Spoiled Dogs

A spoilt dog does not have to be a terror.

A spoiled dog does not have to be a terror.

We live with dogs because they offer us companionship, closeness, unconditional love and loyalty, and these can be strengthened by sharing our space and love in the best way we know how, through physical closeness and sharing of resources. However, traditionally we have been told we will spoil our dogs with such ‘indulgences’. People worry they can only have one or the other, a well behaved dog at the detriment of a close bond, but you can have both through boundaries, confidence and enjoyable training sessions.

Dogs need boundaries, it gives them predictability and consistency and these are vital for a well behaved dog. Think about the most important things you want your dog to know and work on these rules every day, just like you consistently taught your dog to sit for his meal every day (or sometimes multiple times per day) move on and work on a new skill. Your dog does not need to learn everything all at once, move through your list concentrating on only one-three skills at a time. If you like to spoil your dog with lots of love, resources and affection make sure you have some firm boundaries in place to balance things out.

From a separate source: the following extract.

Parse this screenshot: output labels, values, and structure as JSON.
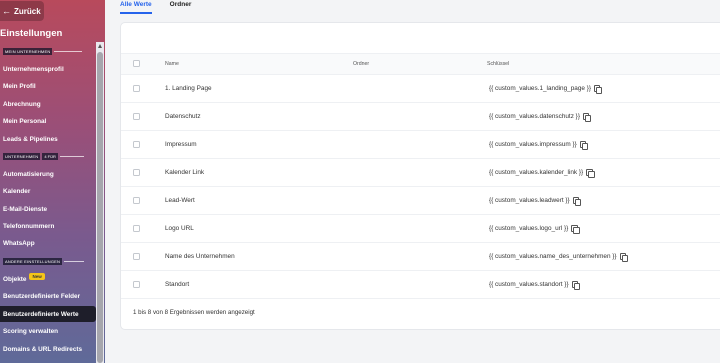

Knowing what you want to teach your dog will give you an immense amount of confidence  so you can lavish love on your dog and steer their behaviour in the right direction. Set your dog up for success by learning to anticipate his unwanted behaviour and redirecting it to something more appropriate. For example if your dog jumps all over you when you get home carry a toy out to him and engage him in a game with it. The toy will take the focus off you and over time your dog will learn to greet you with a toy for a game rather than jumping on you. You can also lower yourself to the ground so your dog can greet you without having to jump on you and if he has a toy in his mouth it saves your face from dog slobber (unless you like dog slobber on your face). Don’t be afraid to work with your dog and his favourite things to get what you want, this is not spoiling them.

Training for your dog should be enjoyable, it’s not spoiling him to recognise his currency and learning to use it to your advantage, this is called a win-win situation and anyone will agree this is the best protocol for building a bond. Do not be hurt by thinking your dog should learn through love/respect alone, the quickest learning and bonding will only occur when you are using the correct currency. Spoil your dog with anything he values when you like the behaviours he is giving you and eventually when your bond is strong enough he will cooperate out of love for you.

So enjoy your dog, allow yourself to get what you want out of the relationship and give him what he loves too, but balance it with training and boundaries and watch your relationship flourish.